NOTTE FUORI DALLE CASE. Dopo l’invito arrivato ieri a lasciare le case per la paura che nella notte potessero verificarsi nuove, forti scosse di terremoto, sono molte le persone che hanno preferito dormire fuori dalle proprie abitazioni. In centinaia di persone hanno dormito in auto, mentre circa un migliaio di persone ha trovato alloggio in strutture sportive o scuole messe a disposizione per l’occasione. Le forze dell’ordine, il personale della protezione civile e del volontariato hanno lavorato tutta la notte per mettere in sicurezza, per precauzione, prima di tutto anziani, donne e bambini.

SOPRALLUOGHI E SCUOLE CHIUSE. E ora si cerca di capire quello che potrà succedere nelle prossime ore. Intanto, la protezione civile di Castelnuovo Garfagnana ricorda che oggi le scuole del territoio sono chiuse. Inoltre, spiega la protezione civile sempre attraverso Twitter, “è in corso il sopralluogo nelle frazioni. Per informazioni contattare il C.O.C. al numero 0583/641408”. Un aggiornamento della situazione – viene spiegato – si avrà dopo la riunione prevista alle ore 11 al Centro Intercomunale con i Sindaci della Garfagnana.
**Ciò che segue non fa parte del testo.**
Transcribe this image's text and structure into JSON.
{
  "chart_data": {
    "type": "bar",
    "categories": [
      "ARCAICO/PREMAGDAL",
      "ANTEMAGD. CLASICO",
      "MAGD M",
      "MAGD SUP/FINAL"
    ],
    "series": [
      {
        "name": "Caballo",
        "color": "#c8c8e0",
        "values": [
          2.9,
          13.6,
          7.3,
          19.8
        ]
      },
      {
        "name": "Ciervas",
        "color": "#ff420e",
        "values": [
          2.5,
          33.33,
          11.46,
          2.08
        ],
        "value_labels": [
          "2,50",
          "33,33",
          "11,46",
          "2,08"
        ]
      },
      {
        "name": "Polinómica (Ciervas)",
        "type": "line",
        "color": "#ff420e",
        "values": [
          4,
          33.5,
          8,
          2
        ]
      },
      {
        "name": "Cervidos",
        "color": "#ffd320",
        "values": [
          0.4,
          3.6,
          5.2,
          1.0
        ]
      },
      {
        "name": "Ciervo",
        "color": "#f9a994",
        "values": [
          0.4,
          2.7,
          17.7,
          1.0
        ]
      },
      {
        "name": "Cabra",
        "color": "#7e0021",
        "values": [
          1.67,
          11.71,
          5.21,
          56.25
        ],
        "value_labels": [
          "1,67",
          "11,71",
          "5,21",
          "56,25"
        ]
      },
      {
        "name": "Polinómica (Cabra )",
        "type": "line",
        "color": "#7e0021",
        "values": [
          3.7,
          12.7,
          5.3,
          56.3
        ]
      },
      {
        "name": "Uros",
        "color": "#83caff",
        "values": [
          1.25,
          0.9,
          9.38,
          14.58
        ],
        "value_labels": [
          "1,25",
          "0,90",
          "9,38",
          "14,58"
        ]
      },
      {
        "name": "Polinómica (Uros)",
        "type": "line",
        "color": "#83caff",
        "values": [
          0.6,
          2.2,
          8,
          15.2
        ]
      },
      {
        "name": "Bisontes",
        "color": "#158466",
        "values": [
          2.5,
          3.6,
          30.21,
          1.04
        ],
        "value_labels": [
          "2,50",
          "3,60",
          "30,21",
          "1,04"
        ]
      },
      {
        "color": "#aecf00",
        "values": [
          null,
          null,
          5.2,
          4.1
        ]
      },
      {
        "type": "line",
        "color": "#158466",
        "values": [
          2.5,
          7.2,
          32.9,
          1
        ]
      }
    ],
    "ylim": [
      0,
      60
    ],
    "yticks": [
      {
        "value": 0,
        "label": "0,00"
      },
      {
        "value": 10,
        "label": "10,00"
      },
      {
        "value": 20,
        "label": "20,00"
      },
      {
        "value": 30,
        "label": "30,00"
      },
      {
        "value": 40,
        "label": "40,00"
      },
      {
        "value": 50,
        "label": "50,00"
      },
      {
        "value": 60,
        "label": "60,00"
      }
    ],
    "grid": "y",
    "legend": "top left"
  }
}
“VALUTAZIONE”. Intanto, come si legge sul sito della Provincia di Lucca, “il Dipartimento della Protezione Civile Nazionale facendo seguito alla precedente nota inviata in data 31 gennaio 2013 ha precisato di non aver formulato alcuna previsione di forti terremoti, ma semplicemente una valutazione sulla possibile evoluzione della sequenza iniziata il 25 gennaio e che le conoscenze attuali indicano che le sequenze come quella in atto si sono già verificate ripetutamente in passato senza culminare in scosse distruttive, pur non essendo possibile prevederne l’evoluzione. Il comunicato, al pari del precedente, è stato diramato dalla Sala Operativa integrata della Provincia e della Prefettura e dalle Unioni dei Comuni a tutti i Sindaci della Provincia e alle componenti del servizio di protezione civile”.